“I don’t understand Ross! I was so sure Alex Macpherson was gonna give us at least an 8!”…
Pete Baran: “We’re singing out of tune” – surely exposing the secret of The Futureheads is to lay open the mystery of their success. Except their success is pretty much a cover of a Kate Bush song sung out of tune, and “Heartbeat Song” is not going to trouble that.
Alfred Soto: Where they once announced themselves with a hiccuping Kate Bush novelty cover, now they flaunt the limits of their ambition with a — what? Big Country homage?
Rodney J. Greene: I know nothing about these guys except that they’ve been around for a while. I’m going to assume that they were more inspired than “Cars rip-off with Brit-pop accent” at some point. 
Martin Skidmore: Lots of the old acts they’d cite as big influences are huge favourites of mine, but I can’t feel the energy or attack or compelling quality or cleverness or great tunes that those variously had. It puts me in mind more of mod revival fifth-raters than most of those acts.
Matt Cibula: Zippy as a pinhead, tasty and nutrient-free like whipped cream. Love the “Born to Run” thing, not so sure about the XTC/ska thing, which sounds more dated than that one girl in high school.
Doug Robertson: Someone’s been listening to Rainbow’s “Since You’ve Been Gone”, but there are worse songs to be influenced by. There’s a lot of flavours and hints of other songs in the mix as well, almost like Heston Blumenthal’s taken his cookery techniques and applied them to the indie scene, just to see what comes out. It’s unoriginal, sure, but it is bouncy fun, like riding a space hopper on a bouncy castle.
Michaelangelo Matos: Not the guys I would have expected to go in for production overprocessing; their s/t 2004 debut is still one of my favorite rock albums of the past decade, so taut it practically snaps. This just seems soggy, the harmonies particularly. And despite its 2:27 brevity, the bridge is as Queen-slash-prog as Muse.
Alex Ostroff: The Futureheads’ debut was a burst of post-punk that was just off enough to hold the promise of something marvelous. While ‘Heartbeat Song’ doesn’t reach those heights, it’s a far cry closer than anything they’ve done in the six years since. Harshly-accented four-part harmonies recall their glory days, albeit swathed in a touch too much guitar. This is a noisier, brasher incarnation of The Futureheads, but it’s also one that’s rediscovered its fire.

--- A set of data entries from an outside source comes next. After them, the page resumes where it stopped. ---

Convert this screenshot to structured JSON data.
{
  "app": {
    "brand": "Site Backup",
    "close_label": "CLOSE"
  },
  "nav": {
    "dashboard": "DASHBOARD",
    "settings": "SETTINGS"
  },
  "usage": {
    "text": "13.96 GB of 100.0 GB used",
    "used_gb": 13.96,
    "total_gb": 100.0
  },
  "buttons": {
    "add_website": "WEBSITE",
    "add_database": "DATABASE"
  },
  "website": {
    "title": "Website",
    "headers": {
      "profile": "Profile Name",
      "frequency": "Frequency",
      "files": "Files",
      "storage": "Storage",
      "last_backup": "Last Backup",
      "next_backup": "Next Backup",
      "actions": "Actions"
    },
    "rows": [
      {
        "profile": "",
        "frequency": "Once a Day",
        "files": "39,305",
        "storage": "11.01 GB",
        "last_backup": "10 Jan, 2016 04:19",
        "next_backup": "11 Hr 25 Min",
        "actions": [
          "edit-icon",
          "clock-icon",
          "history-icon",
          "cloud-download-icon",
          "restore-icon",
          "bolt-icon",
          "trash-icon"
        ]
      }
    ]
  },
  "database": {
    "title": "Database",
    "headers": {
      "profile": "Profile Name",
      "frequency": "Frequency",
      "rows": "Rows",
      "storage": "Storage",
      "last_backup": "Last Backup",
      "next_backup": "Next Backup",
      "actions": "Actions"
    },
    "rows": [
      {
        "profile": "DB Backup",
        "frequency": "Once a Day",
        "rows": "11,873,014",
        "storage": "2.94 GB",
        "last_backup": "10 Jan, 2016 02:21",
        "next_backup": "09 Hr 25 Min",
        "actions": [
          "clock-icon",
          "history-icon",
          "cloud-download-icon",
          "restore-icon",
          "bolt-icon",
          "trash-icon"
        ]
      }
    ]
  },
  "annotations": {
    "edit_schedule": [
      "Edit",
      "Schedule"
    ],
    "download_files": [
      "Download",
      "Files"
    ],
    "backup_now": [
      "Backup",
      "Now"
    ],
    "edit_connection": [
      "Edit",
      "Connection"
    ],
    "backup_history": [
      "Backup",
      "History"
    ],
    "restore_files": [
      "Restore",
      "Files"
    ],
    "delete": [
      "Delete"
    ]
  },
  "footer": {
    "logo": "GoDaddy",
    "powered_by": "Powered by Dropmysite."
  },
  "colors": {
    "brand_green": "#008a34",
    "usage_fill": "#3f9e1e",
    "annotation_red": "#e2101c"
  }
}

Ian Mathers: Hey, these guys still exist! Those of us who loved their debut as much for the misanthropy as the tunes probably need to accept that they’re a band that does love songs now, but “Heartbeat Song” is just as nervy and frantic as all of their stuff (even if, unlike “The Beginning of the Twist,” it’s optimistic rather than paranoid about infatuation). And the Futureheads, bless ’em, are one of the few bands who would centre a genuinely lovely romantic song around “your heartbeat song / it’s good but it’s not the one.”
Iain Mew: If you told me that this wasn’t new, but was a single from the previous album that I’d missed at the time, I’d believe you. Or the one before that. The band just works with too limited a palette to seem anything but inessential this far on.
Edward Okulicz: Thrilling, fast, tight, loud… inconsequential, but so what? A damn good time is what this is, even though it’s pretty much exactly the same record as “Meantime”.
Anthony Easton: Concise, hard guitars, not quite punk, workable solution to problems already solved, but I liked it anyways.
Chuck Eddy: “It’s like a cartwheel in my head, but my legs are made of lead.” “So are the rhythm section’s legs,” I wanna snark, but they’re really not that bad. Not that good, either — but this still has hooks in it, and it’s comprehensible, and it’s not slow. Forgettable, but likeable.